Die Weltgesundheitsorganisation hat am Samstag den anhaltenden Ebola-Ausbruch in der Demokratischen Republik Kongo und Uganda zur gesundheitlichen Notlage internationaler Tragweite erklärt. Dies stellt die höchste Alarmstufe dar, die das globale Gesundheitsgremium aussprechen kann. Der Ausbruch, ausgelöst durch die seltene Bundibugyo-Viruserkrankung, umfasst mittlerweile mehr als 300 Verdachtsfälle mit mindestens 88 bestätigten Todesfällen in beiden Ländern.
WHO-Generaldirektor Tedros Adhanom Ghebreyesus verkündete die Entscheidung nach einer Sitzung des Notfallausschusses. Er betonte, dass der Ausbruch zwar noch nicht die Kriterien einer Pandemie erfüllt, die Nachbarländer jedoch einem hohen Risiko grenzüberschreitender Übertragung ausgesetzt sind. Der Ausbruch trat zuerst in der östlichen kongolesischen Provinz Ituri auf, einer Region an der Grenze zu Uganda und dem Südsudan, was die Eindämmung aufgrund der durchlässigen Grenzen und der regionalen Instabilität besonders erschwert.
Das Bundibugyo-Virus stellt einen der besorgniserregendsten Aspekte dieses Ausbruchs dar.

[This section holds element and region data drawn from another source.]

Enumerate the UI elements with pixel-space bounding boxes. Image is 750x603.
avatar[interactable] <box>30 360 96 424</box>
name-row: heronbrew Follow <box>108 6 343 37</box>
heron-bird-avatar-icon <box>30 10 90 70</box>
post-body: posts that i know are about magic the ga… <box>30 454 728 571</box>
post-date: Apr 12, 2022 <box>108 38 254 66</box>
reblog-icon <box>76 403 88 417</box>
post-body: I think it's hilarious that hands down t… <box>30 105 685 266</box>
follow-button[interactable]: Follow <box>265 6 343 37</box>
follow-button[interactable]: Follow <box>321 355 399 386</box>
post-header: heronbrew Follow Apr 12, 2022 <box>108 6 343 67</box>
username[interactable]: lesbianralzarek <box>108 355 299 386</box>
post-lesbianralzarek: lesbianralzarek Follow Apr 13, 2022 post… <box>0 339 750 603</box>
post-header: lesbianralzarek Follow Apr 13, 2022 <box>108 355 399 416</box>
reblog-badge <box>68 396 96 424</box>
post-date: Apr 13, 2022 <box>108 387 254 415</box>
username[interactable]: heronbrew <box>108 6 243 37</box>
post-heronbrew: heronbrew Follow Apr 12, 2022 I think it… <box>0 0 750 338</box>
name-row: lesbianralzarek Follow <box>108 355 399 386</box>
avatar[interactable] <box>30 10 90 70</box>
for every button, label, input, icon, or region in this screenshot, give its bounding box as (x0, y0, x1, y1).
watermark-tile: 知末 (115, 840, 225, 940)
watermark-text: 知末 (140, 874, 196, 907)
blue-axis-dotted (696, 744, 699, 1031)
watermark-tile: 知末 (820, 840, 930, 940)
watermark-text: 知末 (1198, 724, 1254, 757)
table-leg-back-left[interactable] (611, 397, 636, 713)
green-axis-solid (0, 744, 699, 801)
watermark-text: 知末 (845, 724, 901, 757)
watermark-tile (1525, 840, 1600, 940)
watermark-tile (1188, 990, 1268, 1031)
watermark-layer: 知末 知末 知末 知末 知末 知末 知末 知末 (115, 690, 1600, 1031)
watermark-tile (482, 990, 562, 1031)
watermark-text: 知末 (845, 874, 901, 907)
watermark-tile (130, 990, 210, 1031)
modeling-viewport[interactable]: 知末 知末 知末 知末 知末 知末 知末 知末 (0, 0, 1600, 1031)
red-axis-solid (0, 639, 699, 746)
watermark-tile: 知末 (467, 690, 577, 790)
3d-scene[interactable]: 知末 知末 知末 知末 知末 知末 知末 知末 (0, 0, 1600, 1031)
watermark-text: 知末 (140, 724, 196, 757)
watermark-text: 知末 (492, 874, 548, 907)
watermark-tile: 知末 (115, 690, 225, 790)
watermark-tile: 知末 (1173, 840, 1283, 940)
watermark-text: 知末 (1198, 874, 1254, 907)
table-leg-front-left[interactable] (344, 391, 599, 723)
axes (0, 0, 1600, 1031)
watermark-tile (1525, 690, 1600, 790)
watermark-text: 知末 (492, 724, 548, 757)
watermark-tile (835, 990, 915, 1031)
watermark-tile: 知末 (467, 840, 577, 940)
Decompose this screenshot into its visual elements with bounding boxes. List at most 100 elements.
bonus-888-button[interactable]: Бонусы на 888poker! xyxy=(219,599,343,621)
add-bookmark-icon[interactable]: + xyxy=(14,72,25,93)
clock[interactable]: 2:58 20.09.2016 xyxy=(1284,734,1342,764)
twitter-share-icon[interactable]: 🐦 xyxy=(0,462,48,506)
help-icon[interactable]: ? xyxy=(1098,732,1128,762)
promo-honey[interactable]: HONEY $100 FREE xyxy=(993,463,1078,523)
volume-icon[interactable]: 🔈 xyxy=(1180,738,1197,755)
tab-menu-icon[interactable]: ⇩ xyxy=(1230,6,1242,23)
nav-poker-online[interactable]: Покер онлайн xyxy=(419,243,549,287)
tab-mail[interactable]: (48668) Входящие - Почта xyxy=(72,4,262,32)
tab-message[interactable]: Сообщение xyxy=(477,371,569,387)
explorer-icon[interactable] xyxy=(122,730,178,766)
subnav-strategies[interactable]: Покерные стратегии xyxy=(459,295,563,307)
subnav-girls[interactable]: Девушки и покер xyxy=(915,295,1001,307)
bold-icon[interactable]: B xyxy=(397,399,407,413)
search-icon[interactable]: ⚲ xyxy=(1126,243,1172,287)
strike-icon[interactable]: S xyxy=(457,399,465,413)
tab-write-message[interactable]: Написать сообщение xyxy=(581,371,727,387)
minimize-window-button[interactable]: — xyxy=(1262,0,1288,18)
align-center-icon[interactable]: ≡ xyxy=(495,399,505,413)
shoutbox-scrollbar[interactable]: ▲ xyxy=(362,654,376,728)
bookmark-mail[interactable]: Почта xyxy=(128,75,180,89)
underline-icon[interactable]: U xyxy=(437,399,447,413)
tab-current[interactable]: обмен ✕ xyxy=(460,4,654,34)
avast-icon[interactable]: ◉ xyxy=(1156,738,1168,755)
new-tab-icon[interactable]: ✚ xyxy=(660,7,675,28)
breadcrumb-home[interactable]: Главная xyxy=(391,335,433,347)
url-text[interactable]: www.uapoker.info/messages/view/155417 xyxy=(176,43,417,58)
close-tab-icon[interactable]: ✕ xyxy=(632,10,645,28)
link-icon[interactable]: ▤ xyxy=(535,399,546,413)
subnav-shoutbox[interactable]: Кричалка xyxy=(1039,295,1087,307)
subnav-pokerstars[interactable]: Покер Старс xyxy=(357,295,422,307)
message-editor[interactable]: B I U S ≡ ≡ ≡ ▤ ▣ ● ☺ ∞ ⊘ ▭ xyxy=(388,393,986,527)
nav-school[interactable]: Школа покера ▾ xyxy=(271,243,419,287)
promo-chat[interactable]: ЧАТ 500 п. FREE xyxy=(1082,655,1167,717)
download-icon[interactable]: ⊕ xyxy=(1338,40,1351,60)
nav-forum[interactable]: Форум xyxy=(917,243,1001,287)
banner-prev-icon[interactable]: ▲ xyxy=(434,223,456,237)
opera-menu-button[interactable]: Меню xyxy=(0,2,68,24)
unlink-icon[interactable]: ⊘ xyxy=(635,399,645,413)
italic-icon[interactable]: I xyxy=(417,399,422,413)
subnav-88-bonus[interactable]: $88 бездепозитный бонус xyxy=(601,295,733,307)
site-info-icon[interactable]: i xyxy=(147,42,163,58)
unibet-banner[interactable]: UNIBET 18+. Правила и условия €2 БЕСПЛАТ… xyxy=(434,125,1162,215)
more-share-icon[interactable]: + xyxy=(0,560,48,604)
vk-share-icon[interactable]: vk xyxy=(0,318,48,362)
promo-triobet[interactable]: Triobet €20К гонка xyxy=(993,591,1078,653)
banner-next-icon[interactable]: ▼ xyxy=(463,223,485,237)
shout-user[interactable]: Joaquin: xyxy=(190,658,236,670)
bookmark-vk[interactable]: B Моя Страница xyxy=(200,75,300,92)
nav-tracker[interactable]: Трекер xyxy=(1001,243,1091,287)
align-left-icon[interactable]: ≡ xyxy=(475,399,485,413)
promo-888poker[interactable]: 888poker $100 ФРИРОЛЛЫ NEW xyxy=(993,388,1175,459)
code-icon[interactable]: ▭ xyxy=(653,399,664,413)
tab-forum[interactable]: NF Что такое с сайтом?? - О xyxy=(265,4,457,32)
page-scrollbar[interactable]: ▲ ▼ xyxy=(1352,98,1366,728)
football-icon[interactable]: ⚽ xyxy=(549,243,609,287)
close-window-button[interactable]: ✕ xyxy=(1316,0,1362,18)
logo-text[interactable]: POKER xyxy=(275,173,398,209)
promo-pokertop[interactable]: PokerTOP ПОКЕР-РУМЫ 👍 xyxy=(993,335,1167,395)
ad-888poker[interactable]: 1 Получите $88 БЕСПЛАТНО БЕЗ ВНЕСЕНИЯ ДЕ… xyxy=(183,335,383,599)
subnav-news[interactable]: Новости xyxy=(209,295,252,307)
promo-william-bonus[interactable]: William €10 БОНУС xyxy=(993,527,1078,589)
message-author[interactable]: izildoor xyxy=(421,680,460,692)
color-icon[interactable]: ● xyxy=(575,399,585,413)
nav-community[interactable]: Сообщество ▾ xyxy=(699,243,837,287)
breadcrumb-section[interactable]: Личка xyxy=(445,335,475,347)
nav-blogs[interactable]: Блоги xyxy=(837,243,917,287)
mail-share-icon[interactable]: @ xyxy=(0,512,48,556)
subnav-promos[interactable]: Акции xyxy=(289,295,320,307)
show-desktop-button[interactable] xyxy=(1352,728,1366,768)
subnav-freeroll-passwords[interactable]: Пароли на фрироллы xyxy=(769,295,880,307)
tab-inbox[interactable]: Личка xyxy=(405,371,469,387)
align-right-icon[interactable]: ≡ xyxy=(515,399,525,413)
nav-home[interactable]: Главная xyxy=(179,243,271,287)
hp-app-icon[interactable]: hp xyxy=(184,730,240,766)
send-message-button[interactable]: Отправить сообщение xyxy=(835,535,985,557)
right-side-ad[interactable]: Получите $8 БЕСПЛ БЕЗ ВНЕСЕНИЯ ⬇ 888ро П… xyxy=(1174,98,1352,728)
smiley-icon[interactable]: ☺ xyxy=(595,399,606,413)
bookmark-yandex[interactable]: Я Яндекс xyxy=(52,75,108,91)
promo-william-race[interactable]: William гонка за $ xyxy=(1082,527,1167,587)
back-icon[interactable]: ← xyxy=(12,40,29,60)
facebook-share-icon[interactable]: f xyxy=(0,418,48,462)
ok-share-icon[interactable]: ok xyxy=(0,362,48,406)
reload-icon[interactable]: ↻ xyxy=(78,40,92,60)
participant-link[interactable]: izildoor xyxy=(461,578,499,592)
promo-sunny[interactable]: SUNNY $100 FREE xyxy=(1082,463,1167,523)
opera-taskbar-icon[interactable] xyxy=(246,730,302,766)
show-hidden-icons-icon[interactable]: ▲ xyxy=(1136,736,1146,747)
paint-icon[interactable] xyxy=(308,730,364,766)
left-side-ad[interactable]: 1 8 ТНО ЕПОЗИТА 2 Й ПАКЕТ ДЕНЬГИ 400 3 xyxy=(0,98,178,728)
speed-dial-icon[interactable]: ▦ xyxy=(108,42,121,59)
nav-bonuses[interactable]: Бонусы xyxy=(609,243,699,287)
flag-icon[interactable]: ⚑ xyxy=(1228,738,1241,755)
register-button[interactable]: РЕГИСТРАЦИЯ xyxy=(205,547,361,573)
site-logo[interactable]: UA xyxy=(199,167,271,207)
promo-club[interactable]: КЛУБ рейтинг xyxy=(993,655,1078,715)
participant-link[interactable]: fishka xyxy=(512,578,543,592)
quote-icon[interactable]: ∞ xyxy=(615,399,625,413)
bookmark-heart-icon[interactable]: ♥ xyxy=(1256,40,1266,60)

Es handelt sich erst um das dritte Mal in der Geschichte, dass dieser seltene Ebola-Stamm bei Menschen nachgewiesen wird. Im Gegensatz zum häufigeren Zaire-Stamm, für den in den letzten Jahren erfolgreich Impfstoffe und Therapeutika entwickelt worden sind, gibt es derzeit keine zugelassenen Impfstoffe oder Behandlungen, die speziell auf das Bundibugyo-Virus abzielen. Das Gesundheitspersonal muss sich daher ausschließlich auf unterstützende Pflege und traditionelle Infektionspräventionsmaßnahmen stützen.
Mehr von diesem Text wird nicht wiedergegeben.